Comment by mschuster91

10 hours ago

> It is nonetheless relevant, especially in the presence of escape mechanisms to oppressive governments, and digital sovereignty.

Not just for that. There's an awful, awful lot of ancient embedded hardware running machinery sometimes worth dozens of millions of dollars, and it's running even more ancient software. Siemens, for example, recently searched for people capable of (and willing to) working with Windows 3.11 [1], presumably to deal with the HMI displays for locomotive/train drivers.

When dealing with hardware or software that has lifecycles measured in half-centuries, bridges to allow modern tooling to work with it are really, really important.

[1] https://www.heise.de/news/Deutsche-Bahn-sucht-Admin-fuer-Win...
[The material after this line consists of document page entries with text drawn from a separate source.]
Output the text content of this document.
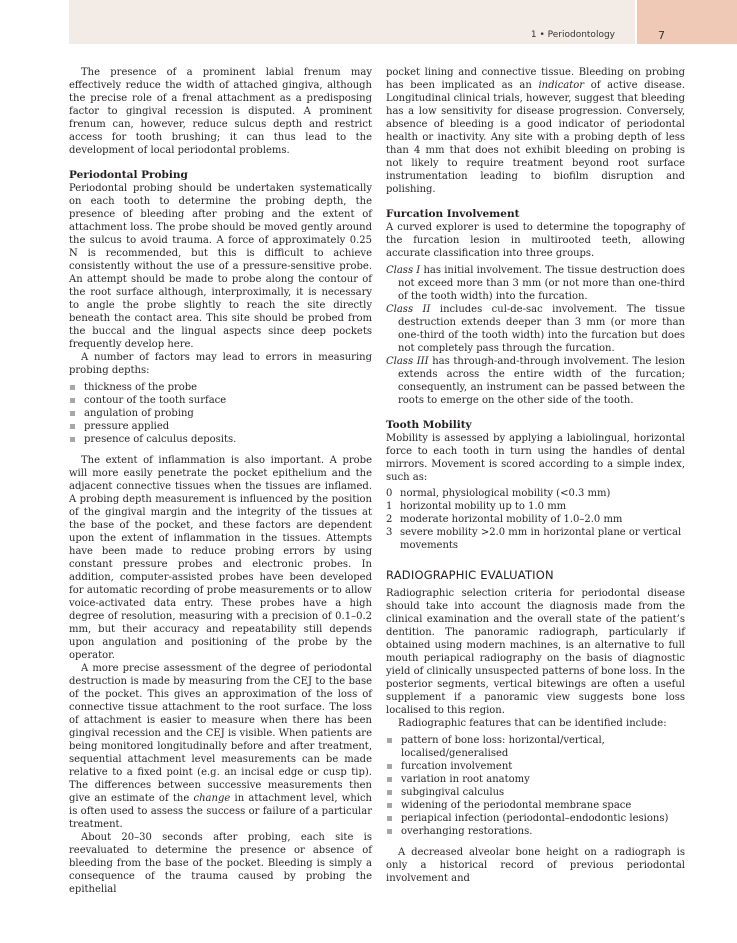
1 • Periodontology	7

The presence of a prominent labial frenum may effectively reduce the width of attached gingiva, although the precise role of a frenal attachment as a predisposing factor to gingival recession is disputed. A prominent frenum can, however, reduce sulcus depth and restrict access for tooth brushing; it can thus lead to the development of local periodontal problems.

Periodontal Probing

Periodontal probing should be undertaken systematically on each tooth to determine the probing depth, the presence of bleeding after probing and the extent of attachment loss. The probe should be moved gently around the sulcus to avoid trauma. A force of approximately 0.25 N is recommended, but this is difficult to achieve consistently without the use of a pressure-sensitive probe. An attempt should be made to probe along the contour of the root surface although, interproximally, it is necessary to angle the probe slightly to reach the site directly beneath the contact area. This site should be probed from the buccal and the lingual aspects since deep pockets frequently develop here.

A number of factors may lead to errors in measuring probing depths:

thickness of the probe
contour of the tooth surface
angulation of probing
pressure applied
presence of calculus deposits.

The extent of inflammation is also important. A probe will more easily penetrate the pocket epithelium and the adjacent connective tissues when the tissues are inflamed. A probing depth measurement is influenced by the position of the gingival margin and the integrity of the tissues at the base of the pocket, and these factors are dependent upon the extent of inflammation in the tissues. Attempts have been made to reduce probing errors by using constant pressure probes and electronic probes. In addition, computer-assisted probes have been developed for automatic recording of probe measurements or to allow voice-activated data entry. These probes have a high degree of resolution, measuring with a precision of 0.1–0.2 mm, but their accuracy and repeatability still depends upon angulation and positioning of the probe by the operator.

A more precise assessment of the degree of periodontal destruction is made by measuring from the CEJ to the base of the pocket. This gives an approximation of the loss of connective tissue attachment to the root surface. The loss of attachment is easier to measure when there has been gingival recession and the CEJ is visible. When patients are being monitored longitudinally before and after treatment, sequential attachment level measurements can be made relative to a fixed point (e.g. an incisal edge or cusp tip). The differences between successive measurements then give an estimate of the change in attachment level, which is often used to assess the success or failure of a particular treatment.

About 20–30 seconds after probing, each site is reevaluated to determine the presence or absence of bleeding from the base of the pocket. Bleeding is simply a consequence of the trauma caused by probing the epithelial

pocket lining and connective tissue. Bleeding on probing has been implicated as an indicator of active disease. Longitudinal clinical trials, however, suggest that bleeding has a low sensitivity for disease progression. Conversely, absence of bleeding is a good indicator of periodontal health or inactivity. Any site with a probing depth of less than 4 mm that does not exhibit bleeding on probing is not likely to require treatment beyond root surface instrumentation leading to biofilm disruption and polishing.

Furcation Involvement

A curved explorer is used to determine the topography of the furcation lesion in multirooted teeth, allowing accurate classification into three groups.

Class I has initial involvement. The tissue destruction does not exceed more than 3 mm (or not more than one-third of the tooth width) into the furcation.

Class II includes cul-de-sac involvement. The tissue destruction extends deeper than 3 mm (or more than one-third of the tooth width) into the furcation but does not completely pass through the furcation.

Class III has through-and-through involvement. The lesion extends across the entire width of the furcation; consequently, an instrument can be passed between the roots to emerge on the other side of the tooth.

Tooth Mobility

Mobility is assessed by applying a labiolingual, horizontal force to each tooth in turn using the handles of dental mirrors. Movement is scored according to a simple index, such as:

0 normal, physiological mobility (<0.3 mm)
1 horizontal mobility up to 1.0 mm
2 moderate horizontal mobility of 1.0–2.0 mm
3 severe mobility >2.0 mm in horizontal plane or vertical movements
RADIOGRAPHIC EVALUATION

Radiographic selection criteria for periodontal disease should take into account the diagnosis made from the clinical examination and the overall state of the patient’s dentition. The panoramic radiograph, particularly if obtained using modern machines, is an alternative to full mouth periapical radiography on the basis of diagnostic yield of clinically unsuspected patterns of bone loss. In the posterior segments, vertical bitewings are often a useful supplement if a panoramic view suggests bone loss localised to this region.

Radiographic features that can be identified include:

pattern of bone loss: horizontal/vertical, localised/generalised
furcation involvement
variation in root anatomy
subgingival calculus
widening of the periodontal membrane space
periapical infection (periodontal–endodontic lesions)
overhanging restorations.

A decreased alveolar bone height on a radiograph is only a historical record of previous periodontal involvement and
Working with Windows 3.11 isn't even the problem there though, that is only a symptom. You could get one of the original authors of 3.11 in there and all they would get told by Siemens would be "no, you can't touch anything. You can't change anything, you can't install a new piece of software, even one designed for Windows 3.11. You can't fix this obvious bug, even if you are Chesteron. The absolute only thing we will allow you to do is to salve the very shallowest possible symptom that we never noticed until this week, and you can only do that by adding a new thing completely outside of the scope of everything that already exists and make the ball of pain larger."

There are millions of Windows 95 embedded in industrial or government machines. Millions.

  • Doing stuff that an ESP 32 would suffice.

    • There are at least 8 layers of bureaucracy between the ones who need it, and the ones who make it.

    • Yeah but instead of rewriting it, dropping in a supported OS that continues to receive security fixes is a very attractive alternative.